Nine months ago I was alone on my first vacation outside of the country when I received a text from a woman I’d been spending time with…

Can I tell you something?
Always.
I am worried I am pregnant !
Oh. My.

We’d had sex twice, and despite the physical, cosmic, and near-psychic connections between us, our communication around the subject of birth control was decidedly disconnected. She wasn’t taking any, and on one of those nights, I wasn’t wearing any either. The latter we both knew consensually, but the former I did not. That’s not meant to read as any judgment or slight on her. She mistook my asking, “Is this ok?” before entering her to be merely a consensual concern, and I, in turn, made the assumption that she had inferred the myriad other ways I was definitely implying with my eyes. We fucked. We fucked up.

After getting my bearings with a few more texts (she was late, which has happened before, but this time feels different), I called her. I told her that if she was pregnant I would support her decision, whatever it was. Immediately she responded with certainty, “Oh, I’ll get an abortion.” We talked briefly, confirming we were both on the same page, checking in with how we felt. Our connections grew stronger, and when we got off the phone, she texted I ❤️ U. It was the first time. We’d each wanted to say it on the phone, the moment so potent. I ❤️ you. A few more warm texts (hope you bleed the night away bb), then she had to get to work.

I awoke the next morning to a single text, sent four hours earlier.

I took a test ! It was positive. I am pregnant ???? ❤️

What else could I say…

???? ❤️

She said she was with good friends who had been through it themselves. She related the already overwhelming way the pregnancy had been affecting her mind and body. Upon knowing, she was ready to be done with it. I told her I would go with her, to take care of it together. It would take two weeks to get appointments in order with Planned Parenthood, which was precisely the time I remained away.

Those weeks were strange. Navigating new cities alone, in my head. We texted a lot, found levity, joked often about the situation. We each found ourselves surprised by occasional, fleeting thoughts like, “I could be a parent.” and, “We could do this!”—ideas more fascinating than motivational. As the days wore on, she was overtaken with the physical drain of it all, and soon shut down, signed off. Feeling for her, alone in that faraway place, I rode out the last days of my trip in a detached fog, ready to be home, to put all of it behind us.

The morning of the abortion, back in Seattle, I drove a car2go from my apartment on Capitol Hill to her house in Wedgwood. We went to Top Pot for coffee, where she queasily picked at a doughnut. We drove quietly back across town to Planned Parenthood. I perused a pamphlet on vasectomy while she filled out forms. We were taken to a small office to discuss the procedure, where she was given a cocktail of vitamins and an option for pain relief. She took it.

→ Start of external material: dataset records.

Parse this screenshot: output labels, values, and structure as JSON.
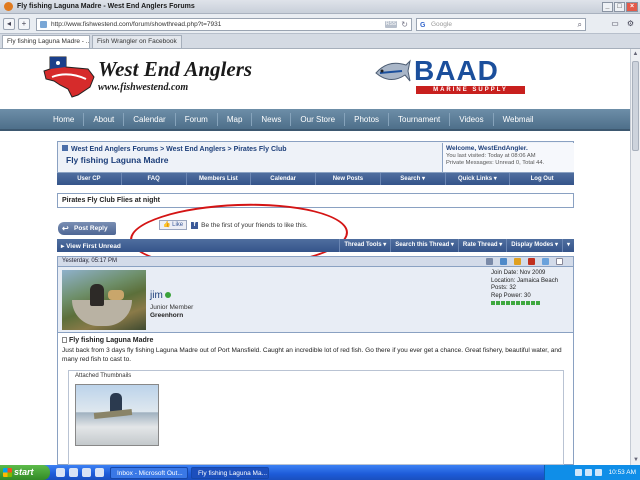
{
  "window": {
    "title": "Fly fishing Laguna Madre - West End Anglers Forums"
  },
  "browser": {
    "url": "http://www.fishwestend.com/forum/showthread.php?t=7931",
    "search_placeholder": "Google",
    "tabs": [
      {
        "label": "Fly fishing Laguna Madre - ..."
      },
      {
        "label": "Fish Wrangler on Facebook"
      }
    ]
  },
  "site": {
    "brand": "West End Anglers",
    "website": "www.fishwestend.com",
    "sponsor_name": "BAAD",
    "sponsor_tagline": "MARINE SUPPLY",
    "nav": [
      "Home",
      "About",
      "Calendar",
      "Forum",
      "Map",
      "News",
      "Our Store",
      "Photos",
      "Tournament",
      "Videos",
      "Webmail"
    ]
  },
  "forum": {
    "breadcrumb": "West End Anglers Forums > West End Anglers > Pirates Fly Club",
    "thread_title": "Fly fishing Laguna Madre",
    "welcome": {
      "line1": "Welcome, WestEndAngler.",
      "line2": "You last visited: Today at 08:06 AM",
      "line3": "Private Messages: Unread 0, Total 44."
    },
    "menu": [
      "User CP",
      "FAQ",
      "Members List",
      "Calendar",
      "New Posts",
      "Search ▾",
      "Quick Links ▾",
      "Log Out"
    ],
    "section_title": "Pirates Fly Club Flies at night",
    "post_reply": "Post Reply",
    "like_button": "Like",
    "like_text": "Be the first of your friends to like this.",
    "thread_tools": {
      "view_first_unread": "View First Unread",
      "items": [
        "Thread Tools ▾",
        "Search this Thread ▾",
        "Rate Thread ▾",
        "Display Modes ▾",
        "▾"
      ]
    },
    "post": {
      "timestamp": "Yesterday, 05:17 PM",
      "username": "jim",
      "user_title": "Junior Member",
      "rank": "Greenhorn",
      "join_date": "Join Date: Nov 2009",
      "location": "Location: Jamaica Beach",
      "posts": "Posts: 32",
      "rep_power": "Rep Power: 30",
      "title": "Fly fishing Laguna Madre",
      "text": "Just back from 3 days fly fishing Laguna Madre out of Port Mansfield. Caught an incredible lot of red fish. Go there if you ever get a chance. Great fishery, beautiful water, and many red fish to cast to.",
      "attachments_label": "Attached Thumbnails"
    }
  },
  "taskbar": {
    "start": "start",
    "tasks": [
      "Inbox - Microsoft Out...",
      "Fly fishing Laguna Ma..."
    ],
    "clock": "10:53 AM"
  },
  "colors": {
    "nav_bg": "#5b7c96",
    "vb_blue": "#3f5e93",
    "annotation_red": "#d41414"
  }
}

Shortly after, we went to another room, where she lied back with her legs up in stirrups. During preparations, I was told I could stay, but that I had to remain seated at the bedside with my back to the procedure. There, she took my hand. The doctor arrived and after that, everything happened very quickly. I set my eyes on my lover’s face, watched the color drain from it as she squeezed my hand tightly. The physical discomfort had been more than she expected—something we found out later was not uncommon, but also not everyone’s experience. I watched and felt her tension subside, noted her look of intense exhaustion and sensed my own of empathic shock.

I left the room while she finished up with the nurses. In the waiting room, I sat in a mild shock, a fixed stare at the carpet, an ear for the indistinct rings and shuffles of any given office. In that state, soon after, she appeared. The color had already returned to her face, the look of physical torments both pregnant and aborted already gone, and a smile washed over her as she exclaimed, “I feel so much better already!”

The experience brought us together in a way we didn’t expect. In the time since, the relationship blossomed, wilted, and sprang again anew—different, friendly, still always loving.

This week, the week she was due, we remain dear friends. She’s getting a puppy, and I’m making websites.